Over at the very informative website of the Iron Disorders Institute there was a link to a story about hemochromatosis in an Irish newspaper. Since hemochromatosis is known as the Celtic Curse–on account of its relatively high rate of occurrence in persons of Celtic ancestry–I thought this article would be an interesting perspective on my wife’s condition. I also realized it could be a story that you would have missed if you just searched the web for hemochromatosis. That’s because the article spells hemochromatosis as haemochromatosis, which is sometimes the case outside of America.
How Irish is the Celtic Curse? Across Europe as a whole the chance of someone experiencing iron overload is one in 400; in Ireland, it’s almost five times higher at one in 83. And one in five people in Ireland carry the gene that can lead to this condition. Of course, the problem is not confined to the Emerald Isle.
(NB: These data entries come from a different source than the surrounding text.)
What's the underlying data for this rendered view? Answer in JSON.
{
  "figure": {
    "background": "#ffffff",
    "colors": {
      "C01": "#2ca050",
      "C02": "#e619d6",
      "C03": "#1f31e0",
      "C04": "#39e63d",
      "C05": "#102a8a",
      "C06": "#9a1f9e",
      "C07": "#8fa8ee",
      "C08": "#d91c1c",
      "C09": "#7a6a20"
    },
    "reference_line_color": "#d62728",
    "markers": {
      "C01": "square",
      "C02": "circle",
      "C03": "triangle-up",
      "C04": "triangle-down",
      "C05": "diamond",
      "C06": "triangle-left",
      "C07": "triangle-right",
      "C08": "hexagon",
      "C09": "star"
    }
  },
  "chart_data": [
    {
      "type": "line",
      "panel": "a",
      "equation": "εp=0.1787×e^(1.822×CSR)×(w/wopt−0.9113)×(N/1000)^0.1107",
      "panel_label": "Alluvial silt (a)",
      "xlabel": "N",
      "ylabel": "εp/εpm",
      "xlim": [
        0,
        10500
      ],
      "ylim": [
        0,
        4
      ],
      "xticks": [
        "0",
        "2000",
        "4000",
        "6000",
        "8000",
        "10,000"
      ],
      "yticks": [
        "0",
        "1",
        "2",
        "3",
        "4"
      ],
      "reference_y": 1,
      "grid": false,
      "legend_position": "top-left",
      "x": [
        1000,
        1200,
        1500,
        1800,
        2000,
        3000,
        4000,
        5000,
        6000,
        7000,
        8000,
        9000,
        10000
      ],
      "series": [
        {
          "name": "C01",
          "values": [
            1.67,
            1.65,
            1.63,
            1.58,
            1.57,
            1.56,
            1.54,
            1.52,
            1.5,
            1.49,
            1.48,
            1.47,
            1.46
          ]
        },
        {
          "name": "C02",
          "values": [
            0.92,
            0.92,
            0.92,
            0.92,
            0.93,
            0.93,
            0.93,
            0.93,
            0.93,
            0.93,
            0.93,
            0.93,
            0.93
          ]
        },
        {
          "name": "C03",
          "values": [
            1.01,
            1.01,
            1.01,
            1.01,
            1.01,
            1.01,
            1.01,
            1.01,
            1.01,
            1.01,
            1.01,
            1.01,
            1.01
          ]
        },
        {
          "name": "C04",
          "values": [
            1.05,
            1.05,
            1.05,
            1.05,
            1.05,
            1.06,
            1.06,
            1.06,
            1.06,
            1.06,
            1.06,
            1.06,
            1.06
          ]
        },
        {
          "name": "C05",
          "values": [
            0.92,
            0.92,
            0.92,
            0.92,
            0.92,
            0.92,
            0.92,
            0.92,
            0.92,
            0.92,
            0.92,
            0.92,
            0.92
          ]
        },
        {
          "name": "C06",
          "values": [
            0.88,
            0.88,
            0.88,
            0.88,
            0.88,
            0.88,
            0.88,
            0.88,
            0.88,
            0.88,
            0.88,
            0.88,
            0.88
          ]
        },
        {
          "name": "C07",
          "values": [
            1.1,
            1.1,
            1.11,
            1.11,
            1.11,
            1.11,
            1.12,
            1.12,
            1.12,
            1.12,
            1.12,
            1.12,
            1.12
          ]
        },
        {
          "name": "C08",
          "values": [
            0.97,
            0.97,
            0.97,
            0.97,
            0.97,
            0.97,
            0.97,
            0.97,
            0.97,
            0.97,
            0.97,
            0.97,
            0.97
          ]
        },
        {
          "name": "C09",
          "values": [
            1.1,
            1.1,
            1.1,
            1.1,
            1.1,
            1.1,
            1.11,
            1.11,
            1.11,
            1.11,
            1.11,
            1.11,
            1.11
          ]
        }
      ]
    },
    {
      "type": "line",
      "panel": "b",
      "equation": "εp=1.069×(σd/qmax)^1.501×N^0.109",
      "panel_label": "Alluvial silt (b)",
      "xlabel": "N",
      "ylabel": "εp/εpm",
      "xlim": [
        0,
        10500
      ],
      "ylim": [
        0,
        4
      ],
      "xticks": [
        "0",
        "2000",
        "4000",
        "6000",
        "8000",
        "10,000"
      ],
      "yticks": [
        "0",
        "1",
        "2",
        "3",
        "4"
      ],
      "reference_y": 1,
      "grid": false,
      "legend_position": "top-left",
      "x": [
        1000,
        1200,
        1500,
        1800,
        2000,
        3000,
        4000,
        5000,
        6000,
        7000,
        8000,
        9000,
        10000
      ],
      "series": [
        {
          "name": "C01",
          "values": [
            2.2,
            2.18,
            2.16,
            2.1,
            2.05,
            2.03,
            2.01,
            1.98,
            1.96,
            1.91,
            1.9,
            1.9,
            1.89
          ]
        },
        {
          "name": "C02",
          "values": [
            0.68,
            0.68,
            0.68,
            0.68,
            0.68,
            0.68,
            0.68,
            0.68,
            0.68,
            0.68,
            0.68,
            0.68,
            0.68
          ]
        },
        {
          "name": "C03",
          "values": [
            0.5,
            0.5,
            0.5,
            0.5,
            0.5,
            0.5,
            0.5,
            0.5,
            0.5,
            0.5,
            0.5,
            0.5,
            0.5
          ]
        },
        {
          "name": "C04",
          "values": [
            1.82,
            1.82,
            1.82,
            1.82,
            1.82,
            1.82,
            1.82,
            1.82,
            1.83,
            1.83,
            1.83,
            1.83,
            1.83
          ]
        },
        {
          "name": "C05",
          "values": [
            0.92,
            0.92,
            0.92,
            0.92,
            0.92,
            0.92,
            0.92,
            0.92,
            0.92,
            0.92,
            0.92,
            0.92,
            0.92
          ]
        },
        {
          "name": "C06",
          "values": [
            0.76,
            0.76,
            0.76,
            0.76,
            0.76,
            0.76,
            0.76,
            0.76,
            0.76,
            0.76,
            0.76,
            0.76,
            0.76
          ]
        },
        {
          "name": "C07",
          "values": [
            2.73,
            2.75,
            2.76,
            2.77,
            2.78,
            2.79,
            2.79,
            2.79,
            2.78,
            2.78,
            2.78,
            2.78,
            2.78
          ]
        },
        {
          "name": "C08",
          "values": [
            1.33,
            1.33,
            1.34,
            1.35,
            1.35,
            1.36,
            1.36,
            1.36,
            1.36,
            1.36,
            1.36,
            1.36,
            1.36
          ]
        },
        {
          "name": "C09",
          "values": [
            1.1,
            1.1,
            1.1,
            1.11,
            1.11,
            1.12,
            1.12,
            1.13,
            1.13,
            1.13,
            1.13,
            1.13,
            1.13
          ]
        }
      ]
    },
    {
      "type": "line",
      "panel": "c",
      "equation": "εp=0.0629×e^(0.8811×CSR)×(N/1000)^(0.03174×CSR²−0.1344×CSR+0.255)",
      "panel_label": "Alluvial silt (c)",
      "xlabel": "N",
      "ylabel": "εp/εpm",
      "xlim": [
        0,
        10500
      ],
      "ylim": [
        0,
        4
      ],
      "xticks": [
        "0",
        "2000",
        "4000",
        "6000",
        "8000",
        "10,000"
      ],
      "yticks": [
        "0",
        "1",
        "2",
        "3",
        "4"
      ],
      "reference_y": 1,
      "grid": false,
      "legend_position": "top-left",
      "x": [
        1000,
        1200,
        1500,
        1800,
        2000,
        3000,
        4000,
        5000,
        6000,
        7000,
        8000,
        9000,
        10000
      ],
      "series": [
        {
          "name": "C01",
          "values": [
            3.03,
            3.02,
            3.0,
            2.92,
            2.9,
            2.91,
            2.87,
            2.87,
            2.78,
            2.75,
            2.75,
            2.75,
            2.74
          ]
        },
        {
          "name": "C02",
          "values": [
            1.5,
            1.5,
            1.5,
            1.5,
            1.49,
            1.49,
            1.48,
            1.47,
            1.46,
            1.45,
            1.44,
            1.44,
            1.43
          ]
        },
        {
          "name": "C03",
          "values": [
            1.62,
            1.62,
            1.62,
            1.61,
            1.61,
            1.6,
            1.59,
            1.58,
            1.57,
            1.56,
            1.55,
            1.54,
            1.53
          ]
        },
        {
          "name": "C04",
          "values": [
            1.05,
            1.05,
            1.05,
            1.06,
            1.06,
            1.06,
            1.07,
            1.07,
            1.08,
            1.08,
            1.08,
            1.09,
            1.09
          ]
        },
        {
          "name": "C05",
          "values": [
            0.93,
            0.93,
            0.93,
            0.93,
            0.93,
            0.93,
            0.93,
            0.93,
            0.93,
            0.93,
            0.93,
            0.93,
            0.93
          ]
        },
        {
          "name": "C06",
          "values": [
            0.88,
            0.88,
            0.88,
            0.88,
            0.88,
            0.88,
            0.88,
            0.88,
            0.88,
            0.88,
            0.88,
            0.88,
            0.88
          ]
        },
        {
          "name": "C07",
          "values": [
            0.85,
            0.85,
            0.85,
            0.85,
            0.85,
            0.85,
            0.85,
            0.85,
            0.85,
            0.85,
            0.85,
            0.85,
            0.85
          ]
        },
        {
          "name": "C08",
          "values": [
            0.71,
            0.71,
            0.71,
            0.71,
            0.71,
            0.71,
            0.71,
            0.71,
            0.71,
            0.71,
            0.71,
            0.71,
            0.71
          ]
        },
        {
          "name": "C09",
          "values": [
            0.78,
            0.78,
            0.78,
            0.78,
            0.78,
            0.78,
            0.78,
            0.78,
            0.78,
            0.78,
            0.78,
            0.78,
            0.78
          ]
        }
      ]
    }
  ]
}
With so many people having emigrated from Ireland to North America over the centuries it shows up pretty widely here as well.
The article is a good introduction to the condition with enough detail to give you a clear picture of the implications without getting too technical. It’s also an interesting non-American perspective. What it does not explore in much depth is the distinction between treatment of iron overload and treatment of organs damaged by iron overload.
In other words, it is relatively easy to reduce iron levels through blood donation, not so easy to cure the damage to liver, pancreas, heart, joints, and various parts of the endocrine system. Indeed, some of that damage, due to failure to diagnose hemochromatosis at an early stage, can be permanent and leave a person–as in my wife’s case–with a pretty miserable quality of life. That’s why there’s a great need to increase awareness of the Celtic Curse in the general population and in the medical community.
Which brings me back to the Iron Disorders Insitute. It is an institution worthy of support. My wife recently completed a detailed study the Institute is doing on the experiences of hemochromatosis sufferers. My guess is that it will reveal a shocking lack of knowledge about the Celtic Curse in the American medical community, and a dire lack of treatment for all its effects.